President Clinton's Lands Legacy initiative, announced January 12, would spend $1 billion in Fiscal Year 2000 on a variety of land acquisition programs. Clinton is the first president to ever propose full funding for the Land and Water Conservation Fund.
Several proposals in Congress would go even further, providing full and permanent funding for LWCF, and also adding large funding increases to wildlife management and coastline protection.
For mountain bikers, this movement at the top levels of government could mean the greatest access improvements we have ever seen. Throughout the nation, cyclists and trail users generally have increasingly lost opportunities as private lands are developed or made off limits by landowners. If the LWCF and accompanying proposals are fully funded, much more money will be available to acquire these threatened lands, or to acquire easements across them.
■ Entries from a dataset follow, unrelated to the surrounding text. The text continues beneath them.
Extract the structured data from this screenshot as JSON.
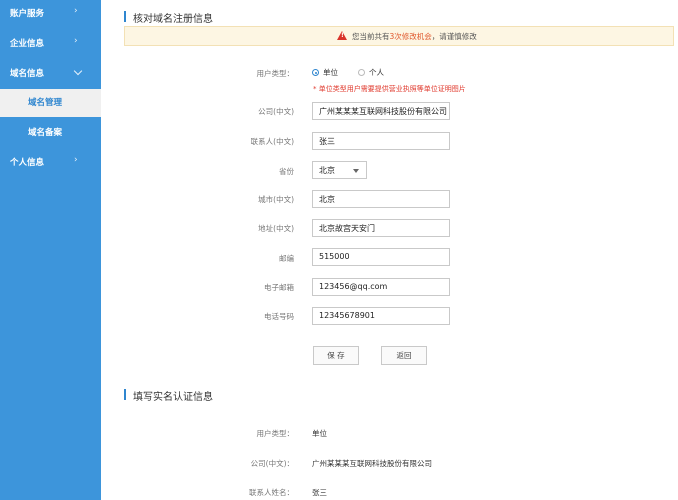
{
  "sidebar": {
    "items": [
      {
        "label": "账户服务"
      },
      {
        "label": "企业信息"
      },
      {
        "label": "域名信息"
      },
      {
        "label": "域名管理"
      },
      {
        "label": "域名备案"
      },
      {
        "label": "个人信息"
      }
    ]
  },
  "section1": {
    "title": "核对域名注册信息",
    "warning": {
      "prefix": "您当前共有",
      "highlight": "3次修改机会",
      "suffix": "，请谨慎修改"
    },
    "user_type": {
      "label": "用户类型：",
      "options": [
        "单位",
        "个人"
      ],
      "selected": "单位"
    },
    "note": "*  单位类型用户需要提供营业执照等单位证明图片",
    "fields": {
      "company": {
        "label": "公司(中文)",
        "value": "广州某某某互联网科技股份有限公司"
      },
      "contact": {
        "label": "联系人(中文)",
        "value": "张三"
      },
      "province": {
        "label": "省份",
        "value": "北京"
      },
      "city": {
        "label": "城市(中文)",
        "value": "北京"
      },
      "address": {
        "label": "地址(中文)",
        "value": "北京故宫天安门"
      },
      "postcode": {
        "label": "邮编",
        "value": "515000"
      },
      "email": {
        "label": "电子邮箱",
        "value": "123456@qq.com"
      },
      "phone": {
        "label": "电话号码",
        "value": "12345678901"
      }
    },
    "buttons": {
      "save": "保 存",
      "back": "返回"
    }
  },
  "section2": {
    "title": "填写实名认证信息",
    "rows": [
      {
        "label": "用户类型：",
        "value": "单位"
      },
      {
        "label": "公司(中文)：",
        "value": "广州某某某互联网科技股份有限公司"
      },
      {
        "label": "联系人姓名：",
        "value": "张三"
      }
    ]
  }
}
IMBA has long supported the movement to revitalize LWCF and has joined the Americans for our Heritage and Recreation coalition, which works exclusively on the LWCF problem. AHR notes that the revitalization of LWCF has for years been a top priority for the conservation movement, but success will require the involvement of more diverse constituencies. Mountain bikers can help provide that diversity, so IMBA is encouraging members to support this effort by writing their Representatives and Senators.
The President's proposal would provide $440 million for federal lands acquisition and $200 million for a modified LWCF stateside program that replaces the current formula with competitive grants, limits use to land acquisition and easements, includes states, localities, and non-profit land trusts as eligible recipients, and dedicates 25 percent of the fund for state "smart growth" planning. The President's initiative also includes $4 million for the Urban Park and Recreation Recovery program, $50 million for the forest legacy program, $80 million for habitat conservation, $50 million for farmland protection, and $200 million for coastal restoration.
The support for full LWCF funding is led on the Republican side by Representative Don Young and Senator Frank Murkowski, both from Alaska and both chairs of the relevant committees. In the previous Congress, the only support for full LWCF funding came in a bill by House Minority Leader Richard Gephardt (D - MO). Republican leadership beginning with President Reagan had long opposed, or weakly supported, federal land acquisition, and President Clinton until 1996 had followed in that pattern. The climate shifted when the Congress allocated nearly full funding for LWCF in 1997, but returned to spending only a third of the fund in 1998. Current proposals could eliminate the variability by making LWCF an off-budget trust fund, not subject to yearly appropriations.
In a related story, potentially of equal importance to cyclists, Vice President Al Gore in January proposed a $10 billion bond program to help U.S. communities preserve green space, reduce traffic congestion, protect water quality and clean abandoned industrial sites.
The "Better America Bonds" initiative would significantly enhance the ability of state, local and tribal governments to acquire open space. It would allow them to obtain 15-year bonds which pay zero interest, but nonetheless attract investors who would instead receive federal tax credits. The cost to taxpayers would be $700 million over the first five years.